As those words came from his mouth, I looked over my shoulder at his bookcase crammed with tomes from Matt Fox’s 1921 three-volume History of Queensland to David Day’s 1996 Contraband and controversy: The customs history of Australia from 1901.

I’m sitting across the kitchen table from 95 year-old Ken Murchison, a man who, given his age, is history himself – and history is his life.

Ken Murchison
Ken Murchison, St George, Queensland, January, 2008

He was born in Bathurst in 1912 to whom he considers “well-educated parents”. Yet, he says regrettably, “they never read to us kids”. There were three of them: an older sister, Ken, and a younger brother. “A lot of people make themselves unhappy,” he tells me, “pushing kids beyond their own abilities. Their expectations are beyond the ability of the kids.” I couldn’t help thinking he would have appreciated more enthusiasm from his own parents.

His school education didn’t begin till the age of nine and finished at 14, when he topped his class of 32. “Within a fortnight,” he recalls, “I was apprenticed into surgical dentistry.” But his interest lay elsewhere. He became an avid reader of The Bulletin. “I was brought up on the Bulletin,” he says, with a glint in his eye. And you can tell he was from what he loves to talk about.

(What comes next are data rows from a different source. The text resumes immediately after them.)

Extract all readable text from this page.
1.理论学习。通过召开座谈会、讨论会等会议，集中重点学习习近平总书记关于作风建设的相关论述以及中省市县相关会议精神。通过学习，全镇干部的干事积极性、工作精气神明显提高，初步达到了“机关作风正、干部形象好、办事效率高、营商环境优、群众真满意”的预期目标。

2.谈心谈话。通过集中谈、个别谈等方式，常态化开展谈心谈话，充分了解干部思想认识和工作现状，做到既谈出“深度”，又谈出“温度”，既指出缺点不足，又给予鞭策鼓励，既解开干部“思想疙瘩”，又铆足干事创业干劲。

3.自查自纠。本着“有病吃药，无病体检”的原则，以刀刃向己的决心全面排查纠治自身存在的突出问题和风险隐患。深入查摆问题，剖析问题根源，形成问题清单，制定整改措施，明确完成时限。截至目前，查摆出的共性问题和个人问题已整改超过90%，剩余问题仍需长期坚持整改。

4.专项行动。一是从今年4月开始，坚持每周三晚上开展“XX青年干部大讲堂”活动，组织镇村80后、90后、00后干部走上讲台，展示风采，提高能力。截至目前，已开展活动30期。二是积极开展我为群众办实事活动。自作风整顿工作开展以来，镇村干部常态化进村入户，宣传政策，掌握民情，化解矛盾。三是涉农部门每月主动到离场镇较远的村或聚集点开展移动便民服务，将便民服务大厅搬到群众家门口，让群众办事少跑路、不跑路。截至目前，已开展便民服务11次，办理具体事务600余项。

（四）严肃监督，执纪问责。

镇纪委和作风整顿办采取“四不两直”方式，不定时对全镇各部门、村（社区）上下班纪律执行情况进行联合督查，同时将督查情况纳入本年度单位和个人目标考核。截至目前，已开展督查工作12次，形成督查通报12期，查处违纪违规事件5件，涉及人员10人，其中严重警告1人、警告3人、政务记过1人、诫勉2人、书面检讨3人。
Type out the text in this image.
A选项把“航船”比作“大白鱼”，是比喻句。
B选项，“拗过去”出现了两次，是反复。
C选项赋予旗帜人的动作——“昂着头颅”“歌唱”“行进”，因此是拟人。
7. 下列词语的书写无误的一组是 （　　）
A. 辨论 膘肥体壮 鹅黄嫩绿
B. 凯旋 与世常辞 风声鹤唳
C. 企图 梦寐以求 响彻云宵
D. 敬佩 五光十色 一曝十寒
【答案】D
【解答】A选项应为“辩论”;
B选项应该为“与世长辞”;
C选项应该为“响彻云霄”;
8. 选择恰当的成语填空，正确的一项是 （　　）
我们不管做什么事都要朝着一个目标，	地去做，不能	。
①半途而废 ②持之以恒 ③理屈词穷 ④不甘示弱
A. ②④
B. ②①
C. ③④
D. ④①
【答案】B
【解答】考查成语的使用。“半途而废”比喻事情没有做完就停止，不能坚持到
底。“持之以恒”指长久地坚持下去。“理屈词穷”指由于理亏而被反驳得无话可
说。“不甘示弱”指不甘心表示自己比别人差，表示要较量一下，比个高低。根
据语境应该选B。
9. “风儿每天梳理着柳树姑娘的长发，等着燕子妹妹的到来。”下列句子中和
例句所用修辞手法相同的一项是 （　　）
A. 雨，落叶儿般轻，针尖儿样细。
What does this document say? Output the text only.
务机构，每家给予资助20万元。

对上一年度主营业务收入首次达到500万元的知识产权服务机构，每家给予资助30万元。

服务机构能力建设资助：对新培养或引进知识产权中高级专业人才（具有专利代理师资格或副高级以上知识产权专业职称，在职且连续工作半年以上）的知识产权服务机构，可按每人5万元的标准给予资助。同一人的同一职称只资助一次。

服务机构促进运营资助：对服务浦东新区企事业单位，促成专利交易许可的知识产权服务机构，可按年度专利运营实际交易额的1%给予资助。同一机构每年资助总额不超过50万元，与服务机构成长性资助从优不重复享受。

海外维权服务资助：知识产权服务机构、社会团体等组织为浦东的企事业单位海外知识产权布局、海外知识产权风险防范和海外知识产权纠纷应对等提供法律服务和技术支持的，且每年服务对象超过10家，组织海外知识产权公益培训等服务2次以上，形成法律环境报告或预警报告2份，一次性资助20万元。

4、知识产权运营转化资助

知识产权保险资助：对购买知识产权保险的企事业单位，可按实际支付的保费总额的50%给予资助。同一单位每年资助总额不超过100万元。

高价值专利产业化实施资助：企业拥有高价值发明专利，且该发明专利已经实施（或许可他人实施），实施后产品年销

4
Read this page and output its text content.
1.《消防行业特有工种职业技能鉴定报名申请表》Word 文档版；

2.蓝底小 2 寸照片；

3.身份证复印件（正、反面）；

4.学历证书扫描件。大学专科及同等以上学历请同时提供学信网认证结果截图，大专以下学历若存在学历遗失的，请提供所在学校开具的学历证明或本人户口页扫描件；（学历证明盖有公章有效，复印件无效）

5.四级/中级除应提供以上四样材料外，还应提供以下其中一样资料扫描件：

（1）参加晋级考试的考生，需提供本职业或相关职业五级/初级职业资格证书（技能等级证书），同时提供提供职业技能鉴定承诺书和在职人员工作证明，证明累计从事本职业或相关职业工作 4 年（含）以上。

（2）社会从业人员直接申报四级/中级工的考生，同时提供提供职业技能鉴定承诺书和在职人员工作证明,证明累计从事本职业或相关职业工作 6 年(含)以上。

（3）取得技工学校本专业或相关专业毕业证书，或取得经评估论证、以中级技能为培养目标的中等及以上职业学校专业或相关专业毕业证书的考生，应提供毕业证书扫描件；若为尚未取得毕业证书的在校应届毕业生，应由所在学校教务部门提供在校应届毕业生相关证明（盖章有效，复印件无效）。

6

Ken has an inspiring passion for the history of this nation, from the arrival of convicts to this land to K. B. Cameron’s local battle against the prickly pear. Excitedly, he tells me about how 12 children died on the first ship of convict women to these shores. “Oh, anybody can find that out and think nothing of it,” he says. “But history to me is food and drink.”

But history, well, that history, is not what drew me to be sitting in Ken’s kitchen. The history I was after was his – story. As Ken himself acknowledges, anyone can pick up a book and read about how Burke and Wills did whatever it was they were trying to do with camels in the Simpson Desert. But where, I asked myself, was the book that would tell me the history, the memories, the life experiences of someone like Ken – an unassuming gentleman who, despite his bent and frail body, commands a respect which anyone of his age should expect without question. When you look into his eyes, you can’t help but wonder what they’ve seen.

The first thing he said to me when I walked into the house was “Wisdom doesn’t grow with age.” It didn’t take long for me to realise what Ken had meant by this. A man who is almost twice my age; whose speech and articulation is arguably more precise and coherent than my own; who, despite his eye-sight being reduced to peripheral vision only, can still look you straight in the eye – Ken is a very shy and humble man, but he has a wry sense of humour.

“Many a fella’s swung a pick or an axe,” he tells me, “would’ve made a good doctor.” Then he leans over toward me with a mischievous grin and says, “And many a doctor who shoulda been out swingin’ a pick or an axe.”

Moving to St George at the age of 23, Ken has only ever been away from the town once. I stated the obvious: “You must have seen a lot of changes in the place over the years.”

“Oh yes,” he replies. “Too many cars. The world moves on wheels now.” He is not a fan of traffic, which is rather ironic given he’d moved here to be a road builder. “Things always change. People come and go,” he continues. “The world has changed, but that’s what happens. Everything changes. It’s not progress, it’s reality. K. B. Cameron once said ‘Sons have got to be brighter than their fathers if there’s to be progress in this world’.”

Well Ken, I have to say, if your sons and grandsons are any brighter than you, then yes, there is progress. I’m not sure if I really learnt anything much about Ken’s personal history, but I feel meeting him has been an experience to be treasured. Thanks Ken.